The elements of materia medica and therapeutics: Carbonate of lime (osia)

The elements of materia medica and therapeutics
by Jonathan Pereira, M.D. F.R.S. & L.S.
Fourth Edition, enlarged and improved, including notices of themost of the medicinal substances in use in the civilized world, and forming an Encyclopædia of Materia Medica.
Vol. I.
London: printed for Longman, Brown, Green, and Longmans, Paternoster Row.
Preparation. — Several forms of carbonate of lime are employed in medicine — viz. marble, chalk, precipitated carbonate of lime, and carbonate of lime from animals: Most of these require to be submitted to some preparation before they are fitted for use.

1. Marble; Marmor; Carbonas Calcis (dura); Massive Crystalline Carbonate of Lime; White Marble, E.; Marmor album, D. — This is commonly employed for the preparation of carbonic acid, and for other purposes. White or statuary marble from Carrara should be selected, on account of its freedom from iron. It requires no Preparation.

2. Chalk; Creta; Calcis Carbonas (Friabilis in pulverem subtilissimum trita et elutriata), L.; Creta; Friable Carbonate of Lime; Chalk, E.; Creta, D. — This is found in great abundance in the southern parts of England. It is ground in a mill, and the finer particles are separated by washing them over in water, letting the water settle, and making up the sediment into flat cakes, which are dried in the air. In this state it is called whiting. Two of the British Colleges give directions for the preparation of chalk by elutriation. By this means it is separated from silicious and ferruginous particles. The product is called prepared chalk (Creta praeparata, E. D.) It is usually made up into little conical loaves.

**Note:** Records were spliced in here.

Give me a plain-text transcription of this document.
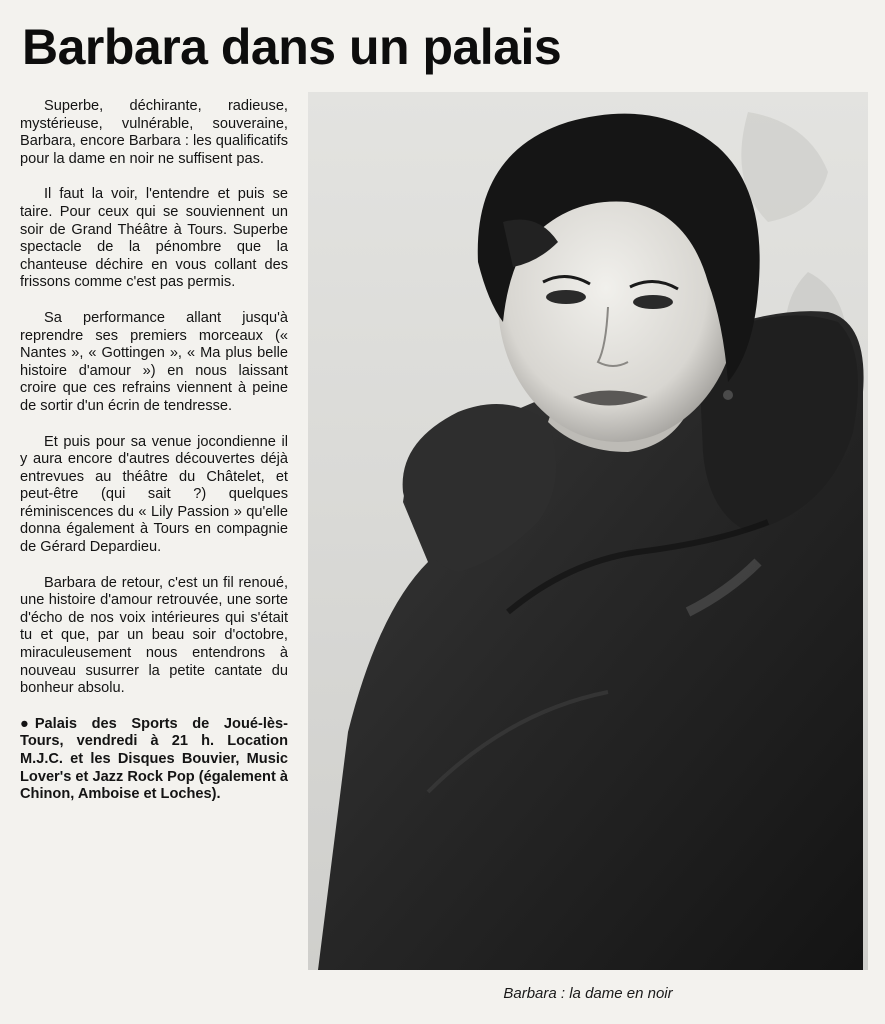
Barbara dans un palais

Superbe, déchirante, radieuse, mystérieuse, vulnérable, souveraine, Barbara, encore Barbara : les qualificatifs pour la dame en noir ne suffisent pas.

Il faut la voir, l'entendre et puis se taire. Pour ceux qui se souviennent un soir de Grand Théâtre à Tours. Superbe spectacle de la pénombre que la chanteuse déchire en vous collant des frissons comme c'est pas permis.

Sa performance allant jusqu'à reprendre ses premiers morceaux (« Nantes », « Gottingen », « Ma plus belle histoire d'amour ») en nous laissant croire que ces refrains viennent à peine de sortir d'un écrin de tendresse.

Et puis pour sa venue jocondienne il y aura encore d'autres découvertes déjà entrevues au théâtre du Châtelet, et peut-être (qui sait ?) quelques réminiscences du « Lily Passion » qu'elle donna également à Tours en compagnie de Gérard Depardieu.

Barbara de retour, c'est un fil renoué, une histoire d'amour retrouvée, une sorte d'écho de nos voix intérieures qui s'était tu et que, par un beau soir d'octobre, miraculeusement nous entendrons à nouveau susurrer la petite cantate du bonheur absolu.

● Palais des Sports de Joué-lès-Tours, vendredi à 21 h. Location M.J.C. et les Disques Bouvier, Music Lover's et Jazz Rock Pop (également à Chinon, Amboise et Loches).

Barbara : la dame en noir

The Dublin College orders of Chalk, lb. j.; Water, a sufficient quantity. Reduce the chalk to a fine powder, and having triturated this with as much water as will give it the consistence of cream, fill the mortar with water, and stir well, giving the whole a circular motion. Allow the mixture to stand for fifteen seconds, and then decant the liquid into a large vessel. Triturate what remains in the mortar, adding as much water as was previously used, and after allowing it to settle for fifteen seconds, again decant, and let this process be repeated several times. Let the fine sediment which subsides from the decanted liquid be transferred to a calico filter, and dried at a temperature not exceeding 212°.

The direction of the Edinburgh College is essentially the same.